What’s New at WDS – November 4, 2020

Everyday Living Wethersfield Witchcraft
Our Witches and Tombstone Tours are sold out, so this week in “Everyday Living at WDS” Cindy shares historic tales of Wethersfield witchcraft. We begin with an uncanny coincidence: WDS guide and educator Will Conard-Malley is a seventh-generation great grandchild of Gershom Bulkeley, whose decision in a local witchcraft case was a literal lifesaver!

We’ll explain Bulkeley’s role in a moment. First, we begin at the beginning of the Wethersfield witchcraft cases, which preceded those of Salem, Massachusetts by 40 years. It’s difficult to know precisely how many people were accused of witchcraft in Connecticut in the 17th century; many of the records have been lost or destroyed. We do know that at least eight were accused in Wethersfield. Three of them were executed.

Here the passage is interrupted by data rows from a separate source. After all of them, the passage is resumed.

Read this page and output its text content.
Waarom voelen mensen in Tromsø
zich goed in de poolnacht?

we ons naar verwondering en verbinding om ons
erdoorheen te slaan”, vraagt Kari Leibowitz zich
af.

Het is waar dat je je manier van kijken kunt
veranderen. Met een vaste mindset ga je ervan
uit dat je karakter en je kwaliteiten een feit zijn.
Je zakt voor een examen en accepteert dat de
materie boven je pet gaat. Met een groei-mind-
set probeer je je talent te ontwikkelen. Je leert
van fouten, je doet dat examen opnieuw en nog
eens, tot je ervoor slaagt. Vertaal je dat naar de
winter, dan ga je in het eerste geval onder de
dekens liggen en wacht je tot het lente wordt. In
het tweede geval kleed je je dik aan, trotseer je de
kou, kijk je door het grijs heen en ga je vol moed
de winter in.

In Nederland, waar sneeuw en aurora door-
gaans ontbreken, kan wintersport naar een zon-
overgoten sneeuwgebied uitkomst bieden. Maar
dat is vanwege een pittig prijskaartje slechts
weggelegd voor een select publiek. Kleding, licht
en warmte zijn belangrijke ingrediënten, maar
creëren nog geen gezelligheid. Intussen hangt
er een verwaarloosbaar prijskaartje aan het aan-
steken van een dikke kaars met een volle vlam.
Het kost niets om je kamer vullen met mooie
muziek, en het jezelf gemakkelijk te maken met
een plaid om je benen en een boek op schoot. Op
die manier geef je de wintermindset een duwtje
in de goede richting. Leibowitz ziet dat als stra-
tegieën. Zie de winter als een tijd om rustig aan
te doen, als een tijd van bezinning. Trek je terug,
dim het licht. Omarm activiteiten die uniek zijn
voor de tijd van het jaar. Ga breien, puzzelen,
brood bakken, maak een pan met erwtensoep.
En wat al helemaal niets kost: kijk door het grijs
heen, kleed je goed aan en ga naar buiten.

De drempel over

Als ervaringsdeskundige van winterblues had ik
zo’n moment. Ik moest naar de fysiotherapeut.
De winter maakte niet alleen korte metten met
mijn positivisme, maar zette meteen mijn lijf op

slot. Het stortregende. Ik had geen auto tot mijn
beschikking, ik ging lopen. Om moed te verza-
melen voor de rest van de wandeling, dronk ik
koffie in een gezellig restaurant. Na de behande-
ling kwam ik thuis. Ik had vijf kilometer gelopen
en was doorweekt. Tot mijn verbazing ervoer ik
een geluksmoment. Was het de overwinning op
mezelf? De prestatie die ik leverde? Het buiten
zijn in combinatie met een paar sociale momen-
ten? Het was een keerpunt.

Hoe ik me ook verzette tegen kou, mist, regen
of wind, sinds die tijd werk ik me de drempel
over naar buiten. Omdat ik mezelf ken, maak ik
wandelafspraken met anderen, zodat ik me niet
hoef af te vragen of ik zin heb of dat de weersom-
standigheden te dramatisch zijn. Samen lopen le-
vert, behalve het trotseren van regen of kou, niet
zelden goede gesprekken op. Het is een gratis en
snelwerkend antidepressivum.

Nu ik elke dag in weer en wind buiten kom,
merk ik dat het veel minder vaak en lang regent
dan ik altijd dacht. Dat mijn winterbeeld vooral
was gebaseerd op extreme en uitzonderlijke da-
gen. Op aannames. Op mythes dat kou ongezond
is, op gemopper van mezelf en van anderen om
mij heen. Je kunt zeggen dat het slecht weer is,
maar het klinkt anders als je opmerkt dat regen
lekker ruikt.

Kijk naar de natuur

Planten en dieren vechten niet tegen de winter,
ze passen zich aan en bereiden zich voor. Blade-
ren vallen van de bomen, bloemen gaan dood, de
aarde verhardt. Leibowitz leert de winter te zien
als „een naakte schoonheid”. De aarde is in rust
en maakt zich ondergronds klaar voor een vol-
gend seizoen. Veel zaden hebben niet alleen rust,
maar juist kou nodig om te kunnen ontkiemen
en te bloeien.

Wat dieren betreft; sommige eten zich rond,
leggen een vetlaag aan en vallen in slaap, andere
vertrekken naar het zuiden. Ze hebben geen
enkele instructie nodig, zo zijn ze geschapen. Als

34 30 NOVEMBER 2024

The first was Mary Johnson, a servant who had previously been publicly whipped for theft. Johnson was found guilty by her own confession of familiarity with the devil. When first convicted, she was ordered to be “presently whipped and tortured” and “brought forth a month hence at Wethersfield and there to be whipped.” Later, she was hanged.Joan and John Carrington of Wethersfield were accused in 1650-1651. They were the first husband and wife accused of witchcraft in Connecticut. John was the only man to be found guilty of witchcraft in Wethersfield. 

Katherine Palmer was accused in 1660. It is believed she fled to Rhode Island to escape prosecution. Next came Elizabeth and John Blackleach, in 1662-1663, who were found not guilty.

James Wakely, who lived on Broad Street in Wethersfield, was accused in 1665. He escaped to Rhode Island, leaving his wife, Alice, and family behind. Alice cited the terms of the marriage contract, which stated that she would not have to move from Wethersfield and filed a petition for divorce. The court denied both petitions and promised James he could return to Wethersfield as long as no other complaints were made. He never returned, and Alice died in Wethersfield. 

In 1668 Katherine Harrison was accused of witchcraft. Her neighbors brought many charges against her, among them fortune telling, “evil conversation and supernatural power while in the employment of Captain Cullick,” and “spinning a greater quantity of linen yarn than any other woman could spin without supernatural help.” During Harrison’s first trial, the jury was unable to agree on a verdict. She was found guilty at her second trial, yet the court rejected the verdict. Instead of the court passing sentence on Harrison, they requested a panel of ministers to consider and advise the court on points of law and religion. Will Conard-Malley’s ancestor, the Reverend and Honorable Gershom Bulkeley (whose table gravestone we see here) submitted the panel’s findings in his own writing, noting they did not concur with the jury in sentencing Harrison to death. She was released from prison, ordered to pay fines, and banished from Wethersfield.In 1678, Goody Burr was the last of the known Wethersfield “witches” to be accused. Apparently, it was a slander case with little information, and the results remain unknown.
WDS Collections A-Z: “V” is for Veneer!
Visitors to WDS often marvel at the range of period furnishings in our three houses. Furniture, being among the larger types of domestic objects, often catches the eye. While native cherry was the predominant wood used in 18th-century Connecticut furniture, examples of walnut, mahogany and rosewood can also be spotted. But what lies beneath some of these more expensive wood surfaces might come as a surprise—common pine! 

Due to the expense of woods like imported mahogany, a technique called veneering would sometimes be employed in which a very thin layer of the expensive wood was glued to a local species, such as pine. Examples of such work can be found throughout WDS, ranging from a mid-18th-century, walnut-veneer dressing table in the Webb House’s Washington bedchamber, to a mahogany-veneer looking glass in the Deane House dining parlor, to a 19th-century shelf clock in the Stevens House dining parlor. Note how thin the veneer layer is in the cross-section view of the clock’s door, in the last photo.

While we may not think of the term much today, we are actually surrounded with examples of veneer, from sheets of plywood to particle-board office furniture covered with a thin layer of decorative wood.
Around the Grounds
Wow, this week in “Around the Grounds” we see great progress being made in the new Education and Visitor Center! Here you see books in the Welcome Center Shop; the new kitchen being stocked; the elevator ready to go; and the Welcome Center front desk, which boasts a wall monitor to highlight news and events! Can you tell we’re excited?